Additionally, Columbus McKinnon announced today the closing of their issuance of $150 million aggregate principal amount of their 7.875% Senior Subordinated Notes Due 2019 (the “Notes Offering”). The closing of the Notes Offering was a condition to Columbus McKinnon’s obligation to purchase Notes tendered in the Tender Offer and Consent Solicitation, and the proceeds of the Notes Offering were used in part to pay the purchase price for Notes tendered.

As a result of the receipt of the requisite consents of the Note holders by the Consent date, Columbus McKinnon and U.S. Bank National Association, formerly State Street Bank and Trust Company, N.A., the trustee under the indenture pursuant to which the Notes were issued (the “Indenture”), will execute a supplemental indenture to the Indenture.

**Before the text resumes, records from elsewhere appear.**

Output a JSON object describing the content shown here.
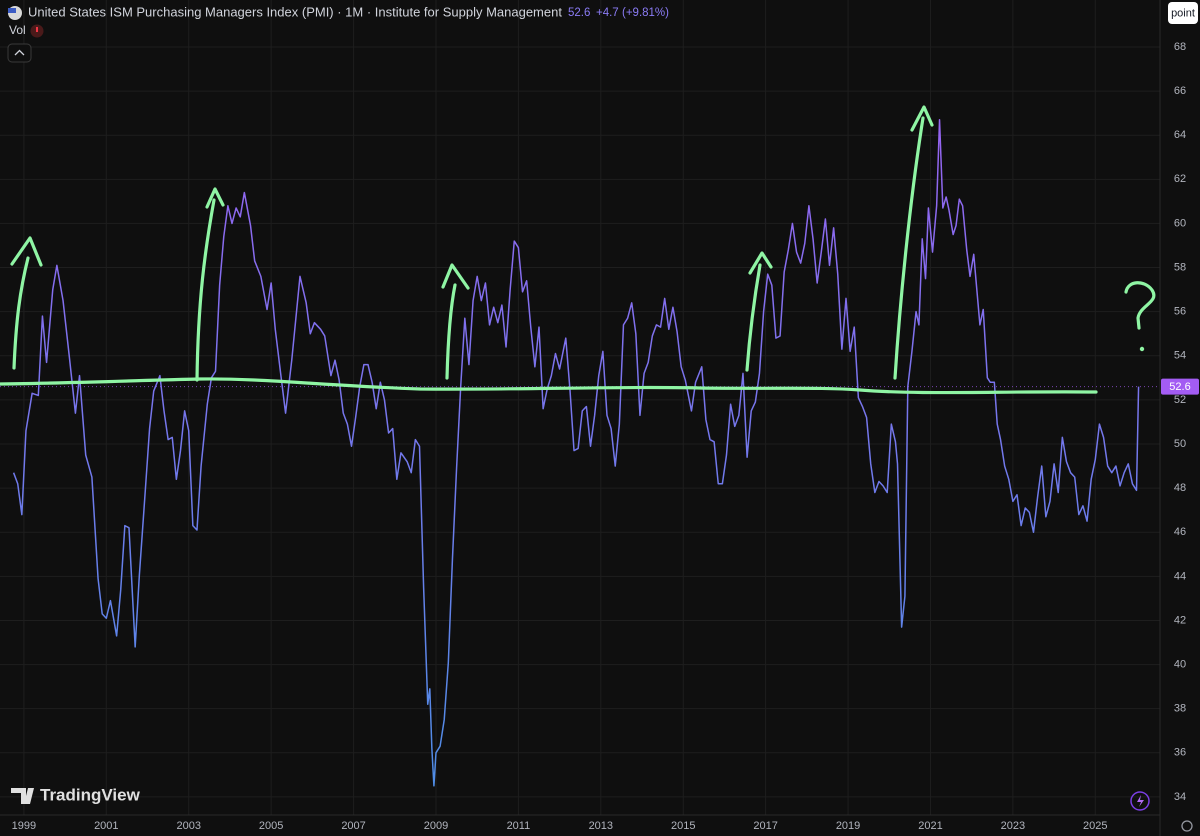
{
  "chart_data": {
    "type": "line",
    "title": "United States ISM Purchasing Managers Index (PMI) · 1M · Institute for Supply Management",
    "change_label": "+4.7",
    "change_pct_label": "(+9.81%)",
    "volume_label": "Vol",
    "scale_button": "point",
    "brand": "TradingView",
    "xlim": [
      1998.42,
      2026.57
    ],
    "ylim": [
      33.18,
      70.13
    ],
    "xticks": [
      1999,
      2001,
      2003,
      2005,
      2007,
      2009,
      2011,
      2013,
      2015,
      2017,
      2019,
      2021,
      2023,
      2025
    ],
    "yticks": [
      34,
      36,
      38,
      40,
      42,
      44,
      46,
      48,
      50,
      52,
      54,
      56,
      58,
      60,
      62,
      64,
      66,
      68
    ],
    "grid": true,
    "x": [
      1998.75,
      1998.85,
      1998.95,
      1999.05,
      1999.2,
      1999.35,
      1999.45,
      1999.55,
      1999.7,
      1999.8,
      1999.95,
      2000.1,
      2000.25,
      2000.35,
      2000.5,
      2000.65,
      2000.8,
      2000.9,
      2001.0,
      2001.1,
      2001.25,
      2001.35,
      2001.45,
      2001.55,
      2001.7,
      2001.8,
      2001.95,
      2002.05,
      2002.15,
      2002.3,
      2002.4,
      2002.5,
      2002.6,
      2002.7,
      2002.8,
      2002.9,
      2003.0,
      2003.1,
      2003.2,
      2003.3,
      2003.45,
      2003.55,
      2003.65,
      2003.75,
      2003.85,
      2003.95,
      2004.05,
      2004.15,
      2004.25,
      2004.35,
      2004.5,
      2004.6,
      2004.75,
      2004.9,
      2005.0,
      2005.1,
      2005.25,
      2005.35,
      2005.5,
      2005.6,
      2005.7,
      2005.85,
      2005.95,
      2006.05,
      2006.2,
      2006.3,
      2006.45,
      2006.55,
      2006.65,
      2006.75,
      2006.85,
      2006.95,
      2007.05,
      2007.15,
      2007.25,
      2007.35,
      2007.45,
      2007.55,
      2007.65,
      2007.75,
      2007.85,
      2007.95,
      2008.05,
      2008.15,
      2008.3,
      2008.4,
      2008.5,
      2008.6,
      2008.7,
      2008.8,
      2008.85,
      2008.9,
      2008.95,
      2009.0,
      2009.1,
      2009.2,
      2009.3,
      2009.4,
      2009.5,
      2009.6,
      2009.7,
      2009.8,
      2009.9,
      2010.0,
      2010.1,
      2010.2,
      2010.3,
      2010.4,
      2010.5,
      2010.6,
      2010.7,
      2010.8,
      2010.9,
      2011.0,
      2011.1,
      2011.2,
      2011.3,
      2011.4,
      2011.5,
      2011.6,
      2011.7,
      2011.8,
      2011.9,
      2012.0,
      2012.15,
      2012.25,
      2012.35,
      2012.45,
      2012.55,
      2012.65,
      2012.75,
      2012.85,
      2012.95,
      2013.05,
      2013.15,
      2013.25,
      2013.35,
      2013.45,
      2013.55,
      2013.65,
      2013.75,
      2013.85,
      2013.95,
      2014.05,
      2014.15,
      2014.25,
      2014.35,
      2014.45,
      2014.55,
      2014.65,
      2014.75,
      2014.85,
      2014.95,
      2015.05,
      2015.2,
      2015.3,
      2015.45,
      2015.55,
      2015.65,
      2015.75,
      2015.85,
      2015.95,
      2016.05,
      2016.15,
      2016.25,
      2016.35,
      2016.45,
      2016.55,
      2016.65,
      2016.75,
      2016.85,
      2016.95,
      2017.05,
      2017.15,
      2017.25,
      2017.35,
      2017.45,
      2017.55,
      2017.65,
      2017.75,
      2017.85,
      2017.95,
      2018.05,
      2018.15,
      2018.25,
      2018.35,
      2018.45,
      2018.55,
      2018.65,
      2018.75,
      2018.85,
      2018.95,
      2019.05,
      2019.15,
      2019.25,
      2019.35,
      2019.45,
      2019.55,
      2019.65,
      2019.75,
      2019.85,
      2019.95,
      2020.05,
      2020.15,
      2020.2,
      2020.3,
      2020.38,
      2020.45,
      2020.55,
      2020.65,
      2020.72,
      2020.8,
      2020.88,
      2020.95,
      2021.05,
      2021.15,
      2021.22,
      2021.3,
      2021.38,
      2021.45,
      2021.55,
      2021.62,
      2021.7,
      2021.78,
      2021.88,
      2021.96,
      2022.05,
      2022.12,
      2022.2,
      2022.28,
      2022.38,
      2022.45,
      2022.55,
      2022.62,
      2022.7,
      2022.8,
      2022.9,
      2023.0,
      2023.1,
      2023.2,
      2023.3,
      2023.4,
      2023.5,
      2023.6,
      2023.7,
      2023.8,
      2023.9,
      2024.0,
      2024.1,
      2024.2,
      2024.3,
      2024.4,
      2024.5,
      2024.6,
      2024.7,
      2024.8,
      2024.9,
      2025.0,
      2025.1,
      2025.2,
      2025.3,
      2025.4,
      2025.5,
      2025.6,
      2025.7,
      2025.8,
      2025.9,
      2026.0,
      2026.05
    ],
    "series": [
      {
        "gradient": [
          "#a35cf3",
          "#4c8fe6"
        ],
        "values": [
          48.7,
          48.2,
          46.8,
          50.6,
          52.3,
          52.2,
          55.8,
          53.7,
          57.0,
          58.1,
          56.5,
          54.0,
          51.4,
          53.1,
          49.5,
          48.5,
          43.9,
          42.3,
          42.1,
          42.9,
          41.3,
          43.4,
          46.3,
          46.2,
          40.8,
          44.0,
          48.0,
          50.7,
          52.4,
          53.1,
          51.5,
          50.2,
          50.3,
          48.4,
          49.7,
          51.5,
          50.6,
          46.3,
          46.1,
          49.0,
          51.8,
          53.0,
          53.3,
          57.2,
          59.4,
          60.8,
          60.0,
          60.7,
          60.3,
          61.4,
          59.9,
          58.3,
          57.6,
          56.1,
          57.3,
          55.2,
          52.9,
          51.4,
          53.8,
          55.7,
          57.6,
          56.4,
          55.0,
          55.5,
          55.2,
          54.9,
          53.1,
          53.8,
          52.9,
          51.4,
          50.9,
          49.9,
          51.2,
          52.6,
          53.6,
          53.6,
          52.8,
          51.6,
          52.8,
          52.0,
          50.5,
          50.7,
          48.4,
          49.6,
          49.2,
          48.7,
          50.2,
          49.9,
          43.5,
          38.2,
          38.9,
          36.2,
          34.5,
          36.0,
          36.3,
          37.5,
          40.1,
          44.8,
          48.9,
          52.6,
          55.7,
          53.6,
          56.5,
          57.6,
          56.5,
          57.3,
          55.4,
          56.2,
          55.5,
          56.3,
          54.4,
          57.0,
          59.2,
          58.9,
          56.9,
          57.4,
          55.3,
          53.5,
          55.3,
          51.6,
          52.5,
          53.1,
          54.1,
          53.4,
          54.8,
          52.5,
          49.7,
          49.8,
          51.5,
          51.7,
          49.9,
          51.3,
          53.1,
          54.2,
          51.3,
          50.7,
          49.0,
          50.9,
          55.4,
          55.7,
          56.4,
          55.0,
          51.3,
          53.2,
          53.7,
          54.9,
          55.4,
          55.3,
          56.6,
          55.2,
          56.2,
          55.1,
          53.5,
          52.9,
          51.5,
          52.8,
          53.5,
          51.1,
          50.2,
          50.1,
          48.2,
          48.2,
          49.5,
          51.8,
          50.8,
          51.3,
          53.2,
          49.4,
          51.5,
          51.9,
          53.2,
          56.0,
          57.7,
          57.2,
          54.8,
          54.9,
          57.8,
          58.8,
          60.0,
          58.7,
          58.2,
          59.1,
          60.8,
          59.3,
          57.3,
          58.7,
          60.2,
          58.1,
          59.8,
          57.7,
          54.3,
          56.6,
          54.2,
          55.3,
          52.1,
          51.7,
          51.2,
          49.1,
          47.8,
          48.3,
          48.1,
          47.8,
          50.9,
          50.1,
          49.1,
          41.7,
          43.1,
          52.6,
          54.2,
          56.0,
          55.4,
          59.3,
          57.5,
          60.7,
          58.7,
          60.8,
          64.7,
          60.7,
          61.2,
          60.6,
          59.5,
          59.9,
          61.1,
          60.8,
          58.8,
          57.6,
          58.6,
          57.1,
          55.4,
          56.1,
          53.0,
          52.8,
          52.8,
          50.9,
          50.2,
          49.0,
          48.4,
          47.4,
          47.7,
          46.3,
          47.1,
          46.9,
          46.0,
          47.6,
          49.0,
          46.7,
          47.4,
          49.1,
          47.8,
          50.3,
          49.2,
          48.7,
          48.5,
          46.8,
          47.2,
          46.5,
          48.4,
          49.3,
          50.9,
          50.3,
          49.0,
          48.7,
          49.0,
          48.1,
          48.7,
          49.1,
          48.2,
          47.9,
          52.6
        ]
      }
    ]
  }
}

The supplemental indenture addresses the proposed amendments to the Notes and the Indenture, as described in the Offer to Purchase.

Credit Suisse Securities (USA) LLC is acting as dealer manager and solicitation agent for the Tender Offer and Consent Solicitation. The Information Agent and Depository is D.F. King & Co., Inc.. Questions regarding the Tender Offer and Consent Solicitation or requests for additional copies of the Offers to Purchase and related documents may be directed to Credit Suisse Securities (USA) LLC by telephone at (800) 820-1653 (toll free) or (212) 538-2147 (call collect).

This announcement is not an offer to purchase, a solicitation of an offer to purchase or a solicitation of consent with respect to any securities. The Tender Offers and Consent Solicitation are being made solely by the Offer to Purchase and Consent Solicitation Statement dated January 10, 2011.

About Columbus McKinnon

Columbus McKinnon Corporation is a leading worldwide designer, manufacturer and marketer of material handling products, systems and services, which efficiently and ergonomically move, lift, position or secure material. Key products include hoists, cranes, chain and forged attachments. The Company is focused on commercial and industrial applications that require the safety and quality provided by its superior design and engineering know-how. Comprehensive information on Columbus McKinnon is available on its web site at

Safe Harbor Statement

The information contained in this news release, other than historical information, consists of forward-looking statements within the meaning of Section 27A of the Securities Act and Section 21E of the Exchange Act. These statements may involve risks and uncertainties that could cause actual results to differ materially from those described in such statements. Although the Company believes that the expectations reflected in such forward-looking statements are reasonable, it can give no assurance that such expectations will prove to have been correct.